Coaching, mentoring and discipling meetings

by Lloyd Rankin, Vineyard national director

As leaders and disciplers, we must learn to do effective meetings with individuals or small groups. These are incredible opportunities to help shape a person’s life, and we should do them as well as possible.

We also need to decide which people we will see, and which people we will refer on to someone else. I will usually see someone who is moving towards making a commitment to Christ, someone just joining the church (to help him or her discover where they can fit) or one of our leaders. I refer other people on to others in the church. I would only see a man alone and would refer a woman to see another woman – and would urge you to establish and keep healthy boundaries and practices.

Points to ponder

1.     Be disciplined about setting and keeping appointment times, even if you are meeting in your lounge or in a cafe. Your time, and theirs, is very precious, so respect it and use it well.
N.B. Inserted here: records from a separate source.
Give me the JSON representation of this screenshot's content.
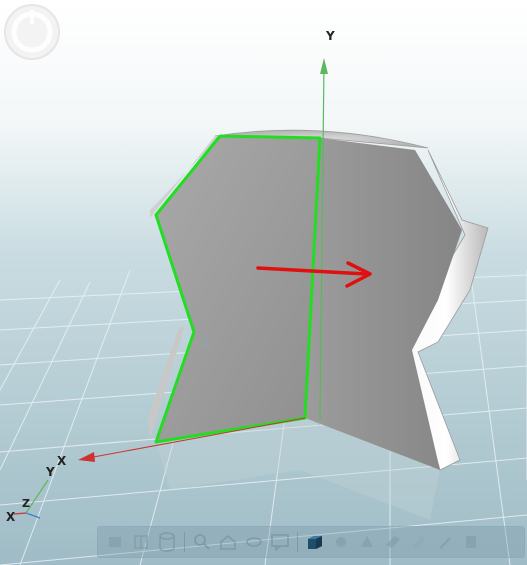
{
  "axes": {
    "main_y_label": "Y",
    "main_z_label": "Z",
    "main_x_label": "X"
  },
  "triad": {
    "x_label": "X",
    "y_label": "Y",
    "z_label": "Z"
  },
  "colors": {
    "edge_highlight": "#22dd22",
    "direction_arrow": "#e01010",
    "y_axis": "#5cb85c",
    "x_axis": "#cc3333",
    "z_axis": "#8fb8d0",
    "face_left": "#9a9a9a",
    "face_right": "#8a8a8a"
  },
  "toolbar": {
    "buttons": [
      {
        "icon": "layers-icon"
      },
      {
        "icon": "split-icon"
      },
      {
        "icon": "cylinder-icon"
      },
      {
        "icon": "zoom-icon"
      },
      {
        "icon": "home-icon"
      },
      {
        "icon": "orbit-icon"
      },
      {
        "icon": "comment-icon"
      },
      {
        "icon": "solid-box-icon",
        "active": true
      },
      {
        "icon": "measure-icon"
      },
      {
        "icon": "explode-icon"
      },
      {
        "icon": "section-icon"
      },
      {
        "icon": "markup-icon"
      },
      {
        "icon": "pen-icon"
      },
      {
        "icon": "settings-icon"
      }
    ]
  }
}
2.    Before you meet, take time to be still and listen to what God might want you to do or say when you meet. We are prophetic people at heart – receiving from God and passing on what He gives us.

3.   When you get together, take a little time to connect at the heart level. Talk about what has happened since your last meeting. Has the person done what they said they would do? It is always good to have something to follow through on.
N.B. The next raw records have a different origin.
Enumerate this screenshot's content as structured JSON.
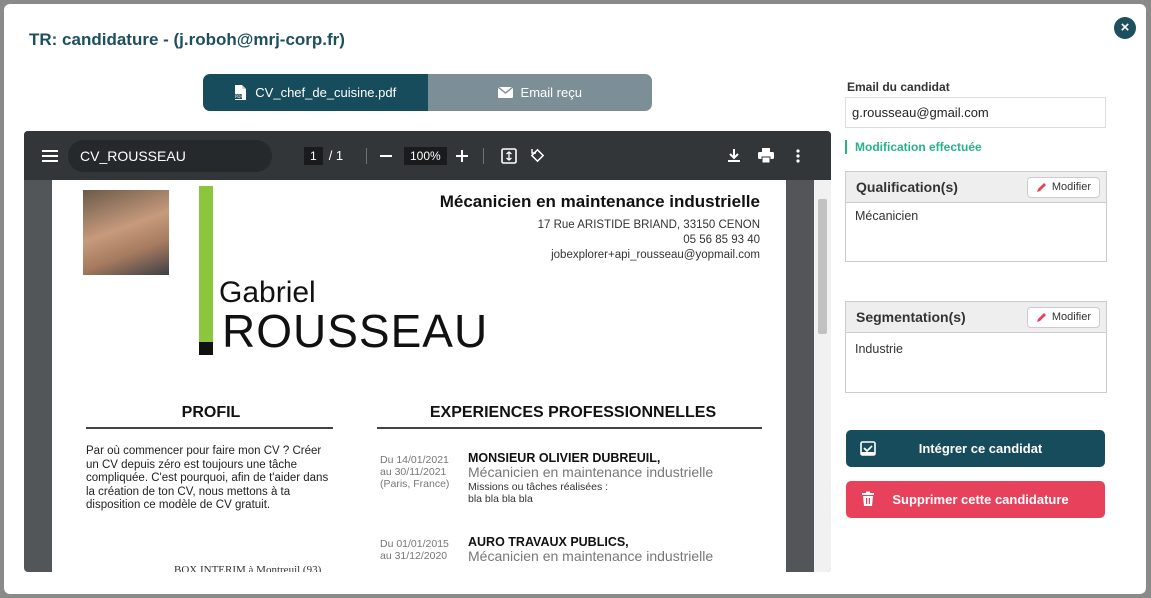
{
  "modal": {
    "title": "TR: candidature - (j.roboh@mrj-corp.fr)",
    "close_icon": "×"
  },
  "tabs": [
    {
      "label": "CV_chef_de_cuisine.pdf",
      "icon": "pdf-file-icon",
      "active": true
    },
    {
      "label": "Email reçu",
      "icon": "envelope-icon",
      "active": false
    }
  ],
  "viewer": {
    "document_title": "CV_ROUSSEAU",
    "page_current": "1",
    "page_total": "/ 1",
    "zoom": "100%"
  },
  "cv": {
    "first_name": "Gabriel",
    "last_name": "ROUSSEAU",
    "job_title": "Mécanicien en maintenance industrielle",
    "address": "17 Rue ARISTIDE BRIAND, 33150 CENON",
    "phone": "05 56 85 93 40",
    "email": "jobexplorer+api_rousseau@yopmail.com",
    "profil_heading": "PROFIL",
    "profil_text": "Par où commencer pour faire mon CV ? Créer un CV depuis zéro est toujours une tâche compliquée. C'est pourquoi, afin de t'aider dans la création de ton CV, nous mettons à ta disposition ce modèle de CV gratuit.",
    "experiences_heading": "EXPERIENCES PROFESSIONNELLES",
    "experiences": [
      {
        "date_from": "Du 14/01/2021",
        "date_to": "au 30/11/2021",
        "location": "(Paris, France)",
        "company": "MONSIEUR OLIVIER DUBREUIL,",
        "role": "Mécanicien en maintenance industrielle",
        "missions_label": "Missions ou tâches réalisées :",
        "missions": "bla bla bla bla"
      },
      {
        "date_from": "Du 01/01/2015",
        "date_to": "au 31/12/2020",
        "company": "AURO TRAVAUX PUBLICS,",
        "role": "Mécanicien en maintenance industrielle"
      }
    ],
    "cut_text": "BOX INTERIM à Montreuil (93)"
  },
  "sidebar": {
    "email_label": "Email du candidat",
    "email_value": "g.rousseau@gmail.com",
    "modification_note": "Modification effectuée",
    "qualification": {
      "title": "Qualification(s)",
      "button": "Modifier",
      "value": "Mécanicien"
    },
    "segmentation": {
      "title": "Segmentation(s)",
      "button": "Modifier",
      "value": "Industrie"
    },
    "integrate_button": "Intégrer ce candidat",
    "delete_button": "Supprimer cette candidature"
  },
  "colors": {
    "primary": "#164c5c",
    "danger": "#e8415b",
    "success": "#26b38a",
    "accent_green": "#8cc63f"
  }
}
4.     Use an easy-to-remember structure for how you meet. Free form is great for social and friendship, but usually ineffective for mentoring or discipling. For a number of years I have used the G-R-O-W acronym to help me structure where we go in our time together.

G – Goal

The first step is to establish together what you would like to accomplish by spending this time with each other. The person you are seeing may already have a clear idea, or the goal may come out of asking a few questions like, “What is your biggest challenge/pressure right now?” or “What has God been speaking to you about lately?” or “What is your biggest question right now?”

R – Reality

The next step is to look at all the current factors – what is happening, how are they feeling, what is God blessing, what is working and not working, what are they currently trying etc. Our role is to help them understand their reality, to help them see clearly and give feedback to adjust the goal if necessary.

O – Options

This is the time to brainstorm, drawing out options they may not be seeing by asking questions and providing context and feedback. Then help them evaluate those options in the light of vision, values and reality.

W - Will

Help them commit to a course of action. It must come from them, if they are to own it. Help them make concrete, realistic next steps. “What are you going to do next?” It is the homework for the next appointment.

5.    I like to aim for three things when I meet with someone – give them something to celebrate, something to learn, something to work on.  If it is a conversation that is challenging, use the encouragement sandwich approach – something encouraging, followed by the challenge or correction, finishing with more encouragement!